- Date: 25–31 July 2016
- Edition: 9th
- Location: Biella, Italy

Champions

Singles
- Federico Gaio

Doubles
- Andre Begemann / Leander Paes
| Thindown Challenger Biella |

= 2016 Thindown Challenger Biella =

The 2016 Thindown Challenger Biella is a professional tennis tournament played on outdoor red clay courts. It is part of the 2016 ATP Challenger Tour.
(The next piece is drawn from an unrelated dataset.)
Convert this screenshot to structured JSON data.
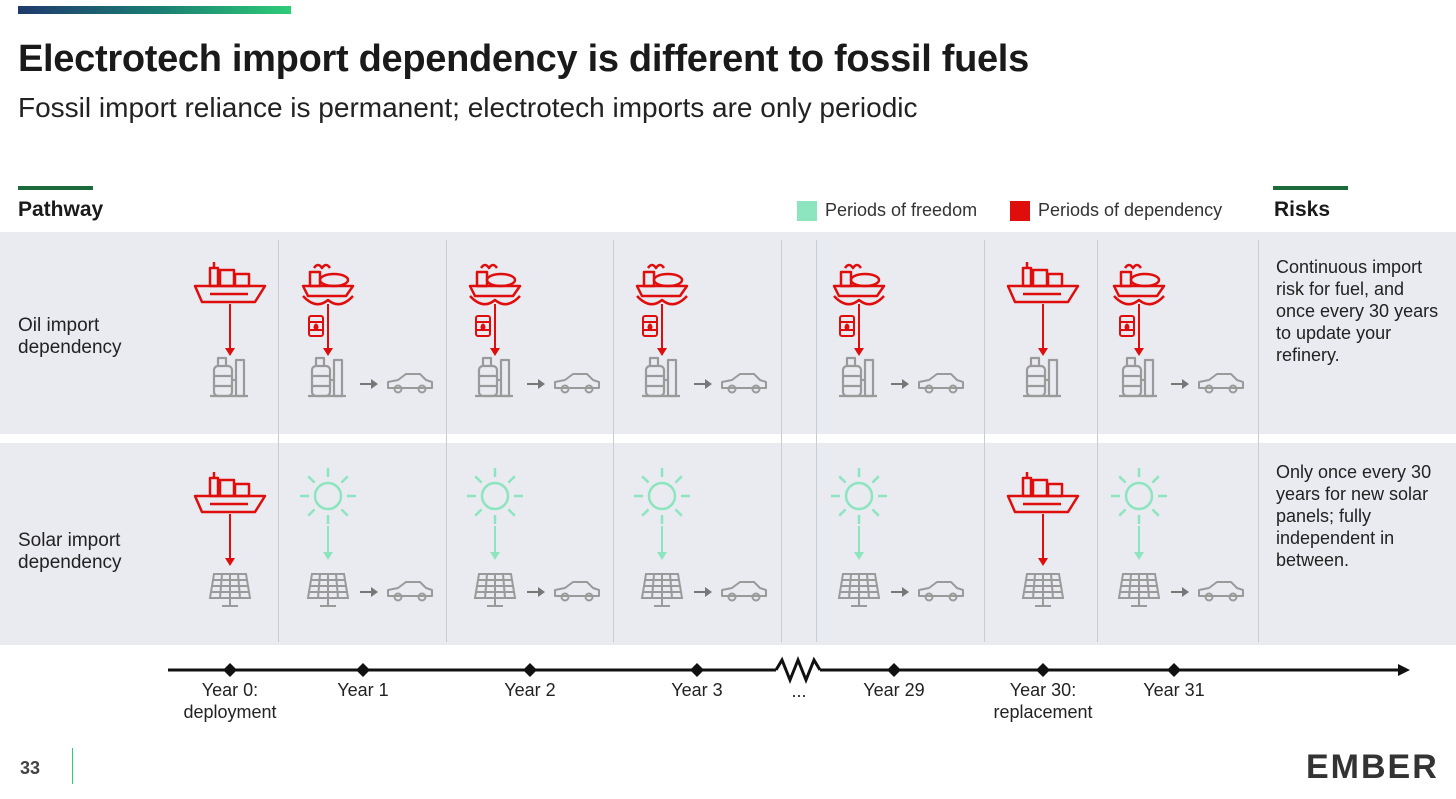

It took place in Biella, Italy between 25 and 31 July 2016.

==Entrants==

===Seeds===

| Country | Player | Rank^{1} | Seed |
|---|---|---|---|
| ITA | Paolo Lorenzi | 48 | 1 |
| BRA | Thomaz Bellucci | 49 | 2 |
| SRB | Dušan Lajović | 83 | 3 |
| ARG | Carlos Berlocq | 87 | 4 |
| RUS | Karen Khachanov | 104 | 5 |
| SVK | Andrej Martin | 124 | 6 |
| ARG | Marco Trungelliti | 130 | 7 |
| GER | Daniel Brands | 135 | 8 |

- Rankings are as of July 18, 2016.

===Other entrants===
The following players received wildcards into the singles main draw:
- ITA Paolo Lorenzi
- ITA Gianluca Mager
- ITA Stefano Napolitano
- ITA Gianluigi Quinzi

The following player received entry into the singles main draw as a special exempt:
- RUS Aslan Karatsev

The following players received entry from the qualifying draw:
- BIH Tomislav Brkić
- ARG Andrea Collarini
- CRO Viktor Galović
- ITA Francisco Bahamonde

==Champions==

===Singles===

- ITA Federico Gaio def. BRA Thomaz Bellucci 7–6^{(7–5)}, 6–2.

===Doubles===

- GER Andre Begemann / IND Leander Paes def. SVK Andrej Martin / CHI Hans Podlipnik 6–4, 6–4.